Quiseram os compositores de música que sentíssemos o mesmo que os inspirou? Seus arroubos à poesia, conflitos e indagações? Suas dúvidas e esperanças, amores e rancores? Só pode. Está tudo nas entrelinhas, ocultos ou revelados nas partituras, na sugestiva combinação estética dos sentimentos, no poder que brota dos íntimos e profundos recônditos da emoção.
Na linguagem que moldou o que os artistas esculpiram em pedra e outras durezas vencidas, na suave beleza da natureza sublimemente esparramada em suntuosas telas ou nas dramáticas e obscuras cenas da conturbada história da humanidade, assim como em toda a paixão, real ou imaginária, magnificamente transcrita às letras por Cervantes, Dante, Goethe, Schiller, Victor Hugo… é que vemos quantos deuses Deus nos deu!...
Está tão claro, por exemplo, o que Brahms expressa no Adagio de seu primeiro concerto para piano e orquestra... Há tanta coisa implícita naqueles diálogos entre o piano e os sopros. Ora se sobrepõe a angústia da desilusão, mas logo se dilui nas doces respostas das cordas ou do oboé solitário, em alentos de regozijada esperança.
E vem a confissão resignada do piano nos acordes solenes e soberanos, a impulsionar a fé no porvir. Sucedida pela aquiescência benevolente dos temas em “tutti”, que celebram o êxtase da compreensão maior.
Com o coração em paz, emerge a sensibilidade que nos permite escutar nitidamente o que Brahms confessa nesse Adagio. Todo o espetáculo da vida está descrito nos climas que se seguem majestosamente harmonizados no concerto. Razão e sentimento digladiam-se, mas se debulham serenos na pureza que brilha nos reconfortantes dialetos da arte sublime. É a confidência sussurrada pelo Divino que remonta ao que Jesus nos revelou: “Vós sois deuses”.
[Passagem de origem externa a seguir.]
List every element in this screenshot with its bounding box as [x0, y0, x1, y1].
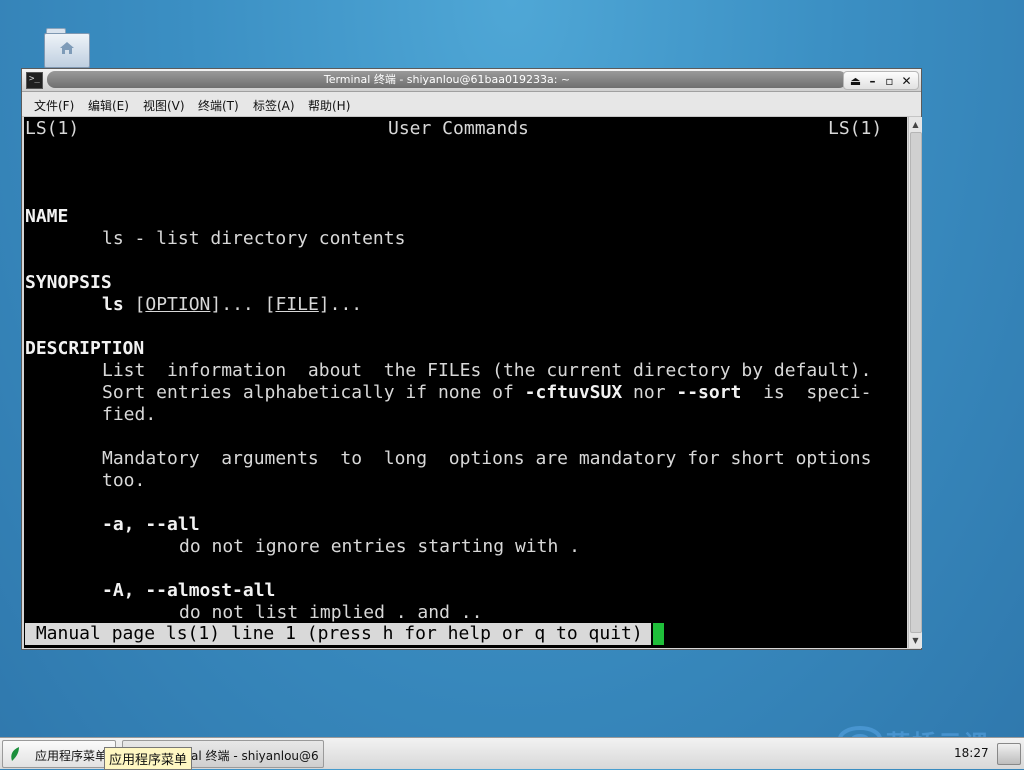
synopsis-file: FILE — [275, 294, 319, 315]
home-icon — [60, 42, 74, 54]
synopsis-ellipsis: ]... — [210, 294, 265, 315]
maximize-button[interactable]: ▫ — [881, 72, 898, 89]
description-flag: -cftuvSUX — [524, 382, 623, 403]
menu-tabs[interactable]: 标签(A) — [253, 97, 295, 114]
window-title: Terminal 终端 - shiyanlou@61baa019233a: ~ — [323, 73, 571, 86]
menu-edit[interactable]: 编辑(E) — [88, 97, 129, 114]
description-line: fied. — [102, 404, 157, 425]
menu-terminal[interactable]: 终端(T) — [198, 97, 239, 114]
shade-button[interactable]: ⏏ — [847, 72, 864, 89]
name-heading: NAME — [25, 206, 69, 227]
window-controls: ⏏ – ▫ ✕ — [843, 71, 919, 90]
title-bar[interactable]: >_ Terminal 终端 - shiyanlou@61baa019233a:… — [22, 69, 921, 92]
minimize-button[interactable]: – — [864, 72, 881, 89]
description-text: is speci- — [741, 382, 872, 403]
description-line: too. — [102, 470, 146, 491]
terminal-app-icon[interactable]: >_ — [26, 72, 43, 89]
synopsis-heading: SYNOPSIS — [25, 272, 112, 293]
close-button[interactable]: ✕ — [898, 72, 915, 89]
scroll-down-arrow-icon[interactable]: ▼ — [910, 635, 921, 646]
menu-file[interactable]: 文件(F) — [34, 97, 74, 114]
synopsis-line: ls [OPTION]... [FILE]... — [102, 294, 362, 316]
synopsis-option: OPTION — [145, 294, 211, 315]
scrollbar-thumb[interactable] — [910, 132, 922, 633]
terminal-output[interactable]: LS(1) User Commands LS(1) NAME ls - list… — [24, 117, 907, 648]
description-line: Sort entries alphabetically if none of -… — [102, 382, 871, 404]
man-header-center: User Commands — [388, 118, 529, 139]
menu-view[interactable]: 视图(V) — [143, 97, 185, 114]
synopsis-bracket: [ — [134, 294, 146, 315]
home-folder-icon[interactable] — [44, 28, 90, 68]
option-almost-all-flag: -A, --almost-all — [102, 580, 276, 601]
option-all-flag: -a, --all — [102, 514, 200, 535]
terminal-scrollbar[interactable]: ▲ ▼ — [908, 117, 922, 648]
synopsis-ellipsis: ]... — [318, 294, 363, 315]
description-heading: DESCRIPTION — [25, 338, 145, 359]
terminal-cursor — [653, 623, 664, 645]
synopsis-command: ls — [102, 294, 124, 315]
description-line: List information about the FILEs (the cu… — [102, 360, 872, 381]
description-line: Mandatory arguments to long options are … — [102, 448, 872, 469]
applications-menu-label: 应用程序菜单 — [35, 749, 108, 763]
synopsis-bracket: [ — [264, 294, 276, 315]
man-header-left: LS(1) — [25, 118, 80, 139]
menu-help[interactable]: 帮助(H) — [308, 97, 350, 114]
applications-menu-tooltip: 应用程序菜单 — [104, 747, 193, 770]
option-all-desc: do not ignore entries starting with . — [179, 536, 580, 557]
applications-menu-button[interactable]: 应用程序菜单 — [2, 740, 116, 768]
leaf-icon — [11, 747, 19, 761]
clock[interactable]: 18:27 — [954, 746, 989, 760]
pager-status-line: Manual page ls(1) line 1 (press h for he… — [25, 623, 651, 645]
man-header-right: LS(1) — [828, 118, 883, 139]
description-text: Sort entries alphabetically if none of — [102, 382, 525, 403]
scroll-up-arrow-icon[interactable]: ▲ — [910, 119, 921, 130]
show-desktop-icon[interactable] — [997, 743, 1021, 765]
description-text: nor — [622, 382, 677, 403]
menu-bar: 文件(F) 编辑(E) 视图(V) 终端(T) 标签(A) 帮助(H) — [22, 92, 921, 117]
terminal-window: >_ Terminal 终端 - shiyanlou@61baa019233a:… — [21, 68, 922, 650]
name-text: ls - list directory contents — [102, 228, 406, 249]
option-almost-all-desc: do not list implied . and .. — [179, 602, 483, 623]
description-flag: --sort — [676, 382, 742, 403]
Mas não é apenas em Brahms que se enxergam crepúsculos extasiantes, nem no pensamento cabisbaixo de Rodin, nos versos infernais ou na sutileza cósmica da comédia dantesca.
Delaroche ▪ 1855 ▪ Louvre
Já nos perguntaram se ainda havia música erudita a se inventar, como se esgotadas houvessem sido todas as possibilidades de composição? Ora, ora, muito longe disso está aquela que veio a se chamar Divina Arte. Por ser escrita em estrutura essencialmente matemática, uma ciência, como a Física, intrinsecamente associada a infinitas teorias, descobertas e experimentos, a Música abrange perspectivas que se alternam e se congraçam em combinações inexauríveis.
Embora há muito se perceba no panorama de concertos executados atualmente pelo mundo, repertórios que se sucedem com alguma similaridade. Como se a intensa busca do virtuosismo técnico e performático das grandes orquestras, maestros e jovens solistas, conquanto valiosamente enriquecida pela recriação e transcrição de obras clássicas sob inéditos enfoques interpretativos, os forçasse a manter programas com obras mais conhecidas, à guisa de parâmetros comparativos.
Mas ouvindo o que se divulga pelos sites e rádios da internet, que fez o mundo da arte ficar tão pequeno, regozijamo-nos com a quebra dos limites dos repertórios tradicionais, percebidos com bastante nitidez. Já se nota certa tendência à ruptura desses contornos rumo à inesgotável riqueza disponível na literatura artístico-musical, antiga ou por vir. Que o diga – e ele diz e mostra -, o escritor, físico e musicista Klebber Maux, que nos descortina nos textos do jornal A União e em seus programas da Rádio Tabajara um universo musical bem mais profundo do que a fundo já se ouviu.
Como é proveitoso poder especular, pesquisar e se deliciar com descobertas inimagináveis nas web-rádios pelo mundo afora e nos atuais conteúdos que a internet tem propiciado de forma inédita. Defrontar-se com a música composta por mulheres como Cécile Chaminade, Louise Farrenc, Mary Howe, Frances Marion Ralston e do acervo ainda pouco explorado de Clara Schumann é exultante.
A surpresa com as peças para piano de Bruckner, as composições de Nietzsche, Andrea Noferini, Ethel Hier, Josef Myslivecek, Henselt, Roger Quilter, Franz Schmidt, Julius Röntgen, Émile Dalcroze, e de contemporâneos como John Joubert, John Rutter e Stenhammar têm-nos impactado, a cada dia, graças ao que se desvendou por meio do ambiente digital, de maneira espantosa. Atestando e confirmando o que já se supunha: é sagradamente infinito o universo das artes, que ainda muita coisa velha e nova nos trará, enquanto a emoção, entre trancos e barrancos, fusas e colcheias, chuva e lua cheia, for o gás da vida em chamas.